# 56 gal Ikea DETOLF hack paludarium



## titous (Dec 18, 2016)

Walking through Ikea I saw this (DETOLF) and thought it might make for a nice paludarium.










The plan is to have the bottom 1ft or so be an aquarium and the top 4ft or so have covered walls with orchids, moss and such. I'll be adding a rain system as well as a custom controller to control LED lighting, fans, pumps and heating.

The general layout looks like this:










Rainfall will be a rainbar with a large sheet of pond foam filter media hung below it to spread out the raindrops in a random pattern. I haven't quite worked out the details for activating the rainfall. I'd like to avoid having to use multiple pumps and/or solenoid valves.

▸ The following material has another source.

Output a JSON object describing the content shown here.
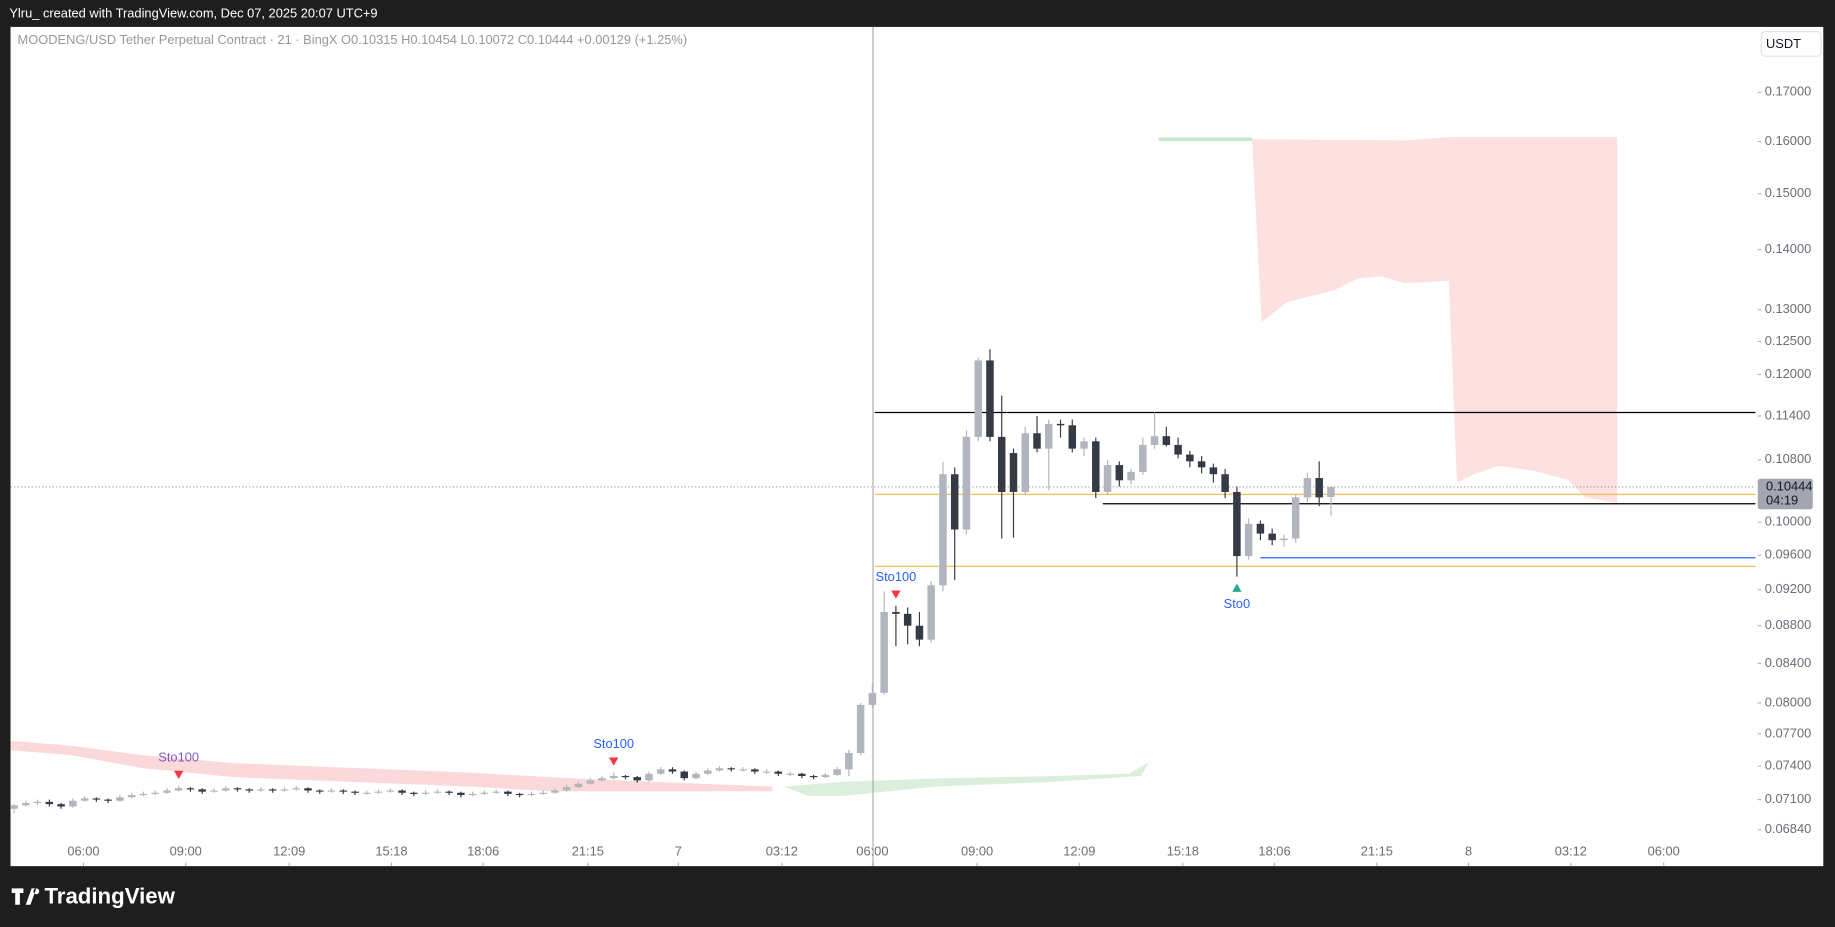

The filter will be a simple DIY charcoal canister filter and the LED strips will be waterproofed in some sort of clear encapuslant so that there no issue with their placement in the tank. Given the design of the rainfall area, I'd have to place the lighting below the sheet of pond foam filter.

I'm going to cover the back/left/right walls with some sort of background, either the peat moss & sillicon or spyra (if I can find it); not sure yet. Speaking of, has anyone experimented with mesh material like this as a background layer?

The first steps are to redo the end caps since it's the original product is designed with large-ish gaps between the glass plates. I'll be using bald cyprus for the wood since it's quite tolerant of humidity.










Will post more as I make progress.


----------



## Coqui (Jan 17, 2013)

Interesting, definitely can't beat the price. IMO, I would be concern with the limited amount of floor space. I believe it stated a little larger then 16 inch.


----------



## DaisyMaisy (May 6, 2015)

I love the idea of Ikea hacks! Will the water filled portion be in some kind of container set into the cabinet? The glass might not be strong enough on its own to just silicone it and have it hold water without the seams failing. 

This would be really cool set up as a tree from the roots up, with a canopy section at the top. I don't know enough about frogs yet to comment on what's good for them, but this is a neat idea in concept.


----------



## cam1941 (Jan 16, 2014)

Could be a cool idea... The only thing I would question is the paludarium part of the concept. Just an opinion of course, do your thing obviously.

Since it will be so tall, paludarium is the last thing that comes to mind. IMO paludariums work much better with a horizontal orientation and shallower water.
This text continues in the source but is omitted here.